2

I'm studing Aparapi (https://code.google.com/p/aparapi/) and have a strange behaviour of one of the sample included. The sample is the first, "add". Building and executing it, is ok. I also put the following code for testing if the GPU is really used

if(!kernel.getExecutionMode().equals(Kernel.EXECUTION_MODE.GPU)){
    System.out.println("Kernel did not execute on the GPU!");
}

and it works fine. But, if I try to change the size of the array from 512 to a number greater than 999 (for example 1000), I have the following output:

!!!!!!! clEnqueueNDRangeKernel() failed invalid work group size
after clEnqueueNDRangeKernel, globalSize[0] = 1000, localSize[0] = 128
Apr 18, 2013 1:31:01 PM com.amd.aparapi.KernelRunner executeOpenCL
WARNING: ### CL exec seems to have failed. Trying to revert to Java ###
JTP

Kernel did not execute on the GPU!

Here's my code:

  final int size = 1000;

  final float[] a = new float[size];
  final float[] b = new float[size];

  for (int i = 0; i < size; i++) {
     a[i] = (float)(Math.random()*100);
     b[i] = (float)(Math.random()*100);
  }

  final float[] sum = new float[size];

  Kernel kernel = new Kernel(){
     @Override public void run() {
        int gid = getGlobalId();
        sum[gid] = a[gid] + b[gid];
     }
  };

  Range range = Range.create(size);
  kernel.execute(range);

  System.out.println(kernel.getExecutionMode());
  if (!kernel.getExecutionMode().equals(Kernel.EXECUTION_MODE.GPU)){
     System.out.println("Kernel did not execute on the GPU!");
  }

  kernel.dispose();

}

I tried specifying the size using

Range range = Range.create(size, 128);

as suggested in a Google group, but nothing changed.

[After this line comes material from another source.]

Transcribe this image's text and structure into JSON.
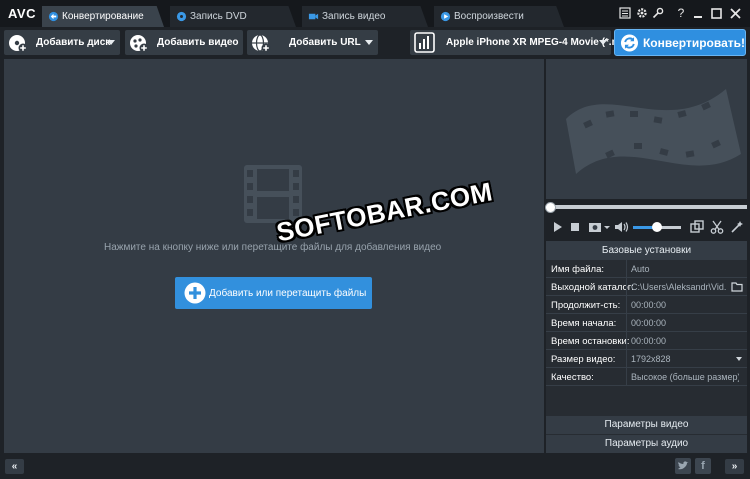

I'm currently running on Mac OS X 10.8 with Java 1.6.0_43. Aparapi version is the latest (2012-01-23).

Am I missing something? Any ideas?

Thanks in advance

besil
  • 1,308
  • 1
  • 18
  • 29

1 Answers1

5

Aparapi inherits a 'Grid Style' of implementation from OpenCL. When you specify a range of execution (say 1024), OpenCL will break this 'range' into groups of equal size. Possibly 4 groups of 256, or 8 groups of 128.

The group size must be a factor of range (so assert(range%groupSize==0)).

By default Aparapi internally selects the group size.

But you are choosing to fully specify the range and group size to using

Range r= Range.range(n,128)

You are responsible for ensuring that n%128==0.

From the error, it looks like you chose Range.range(1000,128).

Sadly 1000 % 128 != 0 so this range will fail.

If you specifiy

Range r = Range.range(n)

Aparapi will choose a valid group size, by finding the highest common factor of n.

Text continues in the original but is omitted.